The number of patients facing long waits for NHS care in Wales has risen, according to new figures.
Waiting lists for NHS treatment have grown in Wales
The statistics include 465 people who declined an offer to travel elsewhere for treatment.
The Conservatives called for an explanation of why patients are turning down the Labour-run assembly government's "second offer" option.
The assembly government said it was focused on cutting waiting times rather than waiting lists.
The latest monthly figures show the number of patients waiting more than 18 months for an in-patient or day case appointment rose by 2.5% in July to 1,483.
But 465 patients had been offered treatment under the terms of the second offer scheme but had declined.
If those people were excluded, the figures would show a 9.9% decrease, according to the assembly government.
The figures also showed that the number of patients waiting over 18 months for a first outpatient appointment has also risen, by 1.1 % to 7,186.
There are still no patients waiting more than 10 months for cardiac surgery.
Conservative health spokesman Jonathan Morgan said he wanted to know why patients were declining second offers of treatment - a scheme offering treatment elsewhere in Wales or in England.
He said: "Many patients who have been waiting more than 18 months for treatment are very often unable to travel.
"Second offers of treatment often happen in England meaning both the patient and relatives must travel considerable distances, sometimes for many months."
Plaid Cymru health spokesman Rhodri Glyn Thomas said the figures showed Labour was "nowhere near" reaching its waiting list targets.
He said: "I regularly receive letters from my constituents describing the long waits they have for hospital treatment."
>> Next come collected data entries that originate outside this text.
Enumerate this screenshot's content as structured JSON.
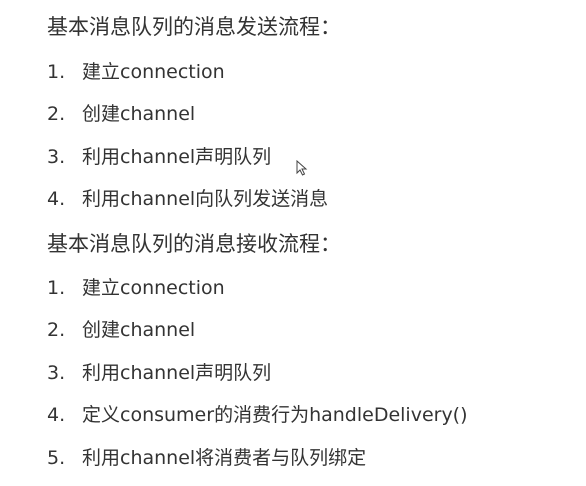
{
  "sections": [
    {
      "title": "基本消息队列的消息发送流程：",
      "steps": [
        {
          "num": "1.",
          "text": "建立connection"
        },
        {
          "num": "2.",
          "text": "创建channel"
        },
        {
          "num": "3.",
          "text": "利用channel声明队列"
        },
        {
          "num": "4.",
          "text": "利用channel向队列发送消息"
        }
      ]
    },
    {
      "title": "基本消息队列的消息接收流程：",
      "steps": [
        {
          "num": "1.",
          "text": "建立connection"
        },
        {
          "num": "2.",
          "text": "创建channel"
        },
        {
          "num": "3.",
          "text": "利用channel声明队列"
        },
        {
          "num": "4.",
          "text": "定义consumer的消费行为handleDelivery()"
        },
        {
          "num": "5.",
          "text": "利用channel将消费者与队列绑定"
        }
      ]
    }
  ],
  "cursor_icon": "mouse-pointer-icon"
}
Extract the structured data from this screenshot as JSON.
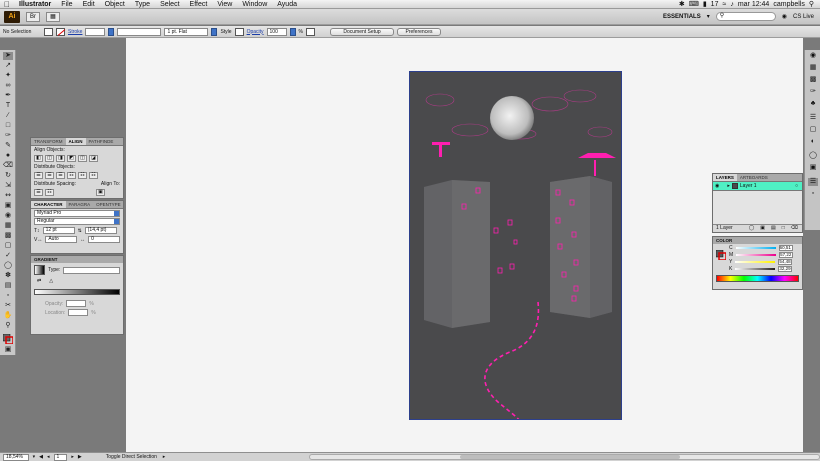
{
  "menubar": {
    "apple": "",
    "items": [
      "Illustrator",
      "File",
      "Edit",
      "Object",
      "Type",
      "Select",
      "Effect",
      "View",
      "Window",
      "Ayuda"
    ],
    "battery": "17",
    "clock": "mar 12:44",
    "user": "campbells"
  },
  "appbar": {
    "logo": "Ai",
    "workspace": "ESSENTIALS",
    "cslive": "CS Live"
  },
  "control": {
    "selection": "No Selection",
    "stroke_label": "Stroke",
    "stroke_profile": "1 pt. Flat",
    "style_label": "Style",
    "opacity_label": "Opacity",
    "opacity_value": "100",
    "percent": "%",
    "document_setup": "Document Setup",
    "preferences": "Preferences"
  },
  "align_panel": {
    "tabs": [
      "TRANSFORM",
      "ALIGN",
      "PATHFINDE"
    ],
    "align_objects": "Align Objects:",
    "distribute_objects": "Distribute Objects:",
    "distribute_spacing": "Distribute Spacing:",
    "align_to": "Align To:"
  },
  "character_panel": {
    "tabs": [
      "CHARACTER",
      "PARAGRA",
      "OPENTYPE"
    ],
    "font": "Myriad Pro",
    "style": "Regular",
    "size": "12 pt",
    "leading": "(14,4 pt)",
    "kerning": "Auto",
    "tracking": "0"
  },
  "gradient_panel": {
    "title": "GRADIENT",
    "type_label": "Type:",
    "opacity_label": "Opacity:",
    "location_label": "Location:",
    "percent": "%"
  },
  "layers_panel": {
    "tabs": [
      "LAYERS",
      "ARTBOARDS"
    ],
    "layer_name": "Layer 1",
    "footer": "1 Layer"
  },
  "color_panel": {
    "title": "COLOR",
    "channels": [
      {
        "label": "C",
        "value": "60,51",
        "color": "#00aeef"
      },
      {
        "label": "M",
        "value": "57,22",
        "color": "#ec008c"
      },
      {
        "label": "Y",
        "value": "54,48",
        "color": "#fff200"
      },
      {
        "label": "K",
        "value": "32,29",
        "color": "#231f20"
      }
    ]
  },
  "status": {
    "zoom": "18,54%",
    "page": "1",
    "tool_hint": "Toggle Direct Selection"
  },
  "colors": {
    "accent": "#ff00a8",
    "artboard": "#4a4a4c",
    "layer_highlight": "#4ff0c4"
  }
}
The assembly government said: "It is the established policy of the Welsh Assembly Government to focus on waiting times and not waiting lists.
"The number of people waiting matters less than the length of time, which any patient has to wait for treatment.
"Since July last year there has been a major reduction on the number of patients waiting more than 18 months for in-patient or day case surgery. It has fallen by nearly 3,000 to 1,483.
"Of those patients waiting over 18 months for their treatment, 465 have elected to remain to have their treatment at their local hospital."